Figure 2Class II senolytics inhibit survival pathways elicited by senescent cells. Senescent cells promote survival through the downregulation of p53 activity via its nuclear segregation by FOXO4. Senolytic peptides FOXO4-DRI and ES2 suppress the FOXO4-p53 interaction and promote p53 nuclear exclusion and the subsequent triggering of apoptosis. Besides p53 levels are actively kept low in senescent cells through MDM2 and USP7, the inhibition of which also results in apoptosis. The dasatinib and quercetin senolytic cocktail targets multiple survival-associated pathways including ephrins, PAI-2, SRC and AKT signalling. In senescent cells, AKT signalling is sustained through the stabilization of phosphorylated AKT by HSP90 chaperones. HSP90 inhibitors downregulate AKT and induce senolysis.

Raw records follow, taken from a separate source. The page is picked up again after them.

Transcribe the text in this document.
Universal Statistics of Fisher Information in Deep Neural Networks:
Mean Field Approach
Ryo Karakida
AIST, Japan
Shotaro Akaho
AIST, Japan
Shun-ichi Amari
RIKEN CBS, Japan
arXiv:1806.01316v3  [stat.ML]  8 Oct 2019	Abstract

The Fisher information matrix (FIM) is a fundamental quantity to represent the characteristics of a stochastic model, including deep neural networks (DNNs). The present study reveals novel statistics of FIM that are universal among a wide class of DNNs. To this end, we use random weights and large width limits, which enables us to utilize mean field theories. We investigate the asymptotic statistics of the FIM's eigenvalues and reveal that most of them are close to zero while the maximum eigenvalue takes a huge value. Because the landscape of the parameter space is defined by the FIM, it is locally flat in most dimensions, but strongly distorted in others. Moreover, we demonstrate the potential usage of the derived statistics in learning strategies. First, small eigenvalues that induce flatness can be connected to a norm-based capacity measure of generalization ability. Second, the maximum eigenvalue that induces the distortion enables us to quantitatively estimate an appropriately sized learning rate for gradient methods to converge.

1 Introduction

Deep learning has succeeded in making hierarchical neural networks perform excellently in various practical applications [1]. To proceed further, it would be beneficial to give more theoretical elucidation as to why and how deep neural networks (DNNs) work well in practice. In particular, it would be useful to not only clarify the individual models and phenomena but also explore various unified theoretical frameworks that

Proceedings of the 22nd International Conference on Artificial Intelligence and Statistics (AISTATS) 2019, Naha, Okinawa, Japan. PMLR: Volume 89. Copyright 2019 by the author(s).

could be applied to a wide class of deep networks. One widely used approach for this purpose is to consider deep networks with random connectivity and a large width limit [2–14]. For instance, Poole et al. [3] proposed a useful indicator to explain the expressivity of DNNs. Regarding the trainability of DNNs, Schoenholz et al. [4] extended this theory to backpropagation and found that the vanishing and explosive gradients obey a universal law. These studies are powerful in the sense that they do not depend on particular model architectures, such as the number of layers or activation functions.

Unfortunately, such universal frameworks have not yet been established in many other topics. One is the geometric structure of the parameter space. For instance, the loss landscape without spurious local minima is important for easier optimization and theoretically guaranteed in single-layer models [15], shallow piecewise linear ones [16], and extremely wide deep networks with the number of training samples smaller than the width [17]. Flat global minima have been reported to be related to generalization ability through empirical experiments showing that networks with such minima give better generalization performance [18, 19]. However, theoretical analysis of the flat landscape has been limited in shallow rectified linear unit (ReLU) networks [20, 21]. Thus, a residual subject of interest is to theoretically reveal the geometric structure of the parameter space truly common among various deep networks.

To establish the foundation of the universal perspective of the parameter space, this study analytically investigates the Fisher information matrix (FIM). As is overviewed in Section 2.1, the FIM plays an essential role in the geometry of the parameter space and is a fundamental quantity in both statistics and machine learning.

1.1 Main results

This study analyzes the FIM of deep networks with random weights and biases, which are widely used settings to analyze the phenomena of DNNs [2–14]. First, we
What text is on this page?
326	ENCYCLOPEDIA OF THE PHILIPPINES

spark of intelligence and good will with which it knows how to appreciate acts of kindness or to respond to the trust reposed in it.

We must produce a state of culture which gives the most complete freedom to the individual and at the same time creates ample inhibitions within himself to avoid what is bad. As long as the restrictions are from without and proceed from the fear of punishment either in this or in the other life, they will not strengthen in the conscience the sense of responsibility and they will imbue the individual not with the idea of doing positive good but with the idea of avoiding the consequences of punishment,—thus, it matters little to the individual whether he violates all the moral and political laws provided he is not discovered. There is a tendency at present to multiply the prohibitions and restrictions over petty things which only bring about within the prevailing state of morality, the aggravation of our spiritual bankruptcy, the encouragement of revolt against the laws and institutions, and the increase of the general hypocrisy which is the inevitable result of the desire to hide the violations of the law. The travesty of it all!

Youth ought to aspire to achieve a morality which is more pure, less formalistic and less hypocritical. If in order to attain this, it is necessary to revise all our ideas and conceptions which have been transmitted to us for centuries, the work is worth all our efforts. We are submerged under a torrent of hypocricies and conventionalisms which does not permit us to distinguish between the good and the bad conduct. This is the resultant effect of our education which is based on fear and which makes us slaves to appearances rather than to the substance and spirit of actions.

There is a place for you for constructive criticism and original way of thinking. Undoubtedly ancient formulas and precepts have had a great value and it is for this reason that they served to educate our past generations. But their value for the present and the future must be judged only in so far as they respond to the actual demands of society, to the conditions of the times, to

Figure 3Class III senolytics disrupt homeostatic processes already challenged in senescent cells. Multiple facets of homeostasis are interconnected in senescence and regulated differently than in proliferative cells. Autophagy is essential for proteostasis maintenance as well as mitochondrial homeostasis through mitophagy, which is inhibited by GL-V9. Mitochondrial dysfunction in senescent cells leads to the formation of ROS. Redox stress responses may be orchestrated by OXR1, which is inhibited by piperlongumine. The inhibition of ferritinophagy by BET inhibitors leads to ferroptosis and ROS formation. Intracellular pH of senescent cells is reportedly acidified by lysosome leakage, which is compensated for by ammonia production through glutaminolysis. Inhibitors of glutaminase 1 induce acidosis and are thus senolytic. Cardioglycosides, by binding to the Na,K-ATPase, both alter membrane potential and intracellular pH regulation of senescent cells, as well as inhibit autophagy through signal transduction.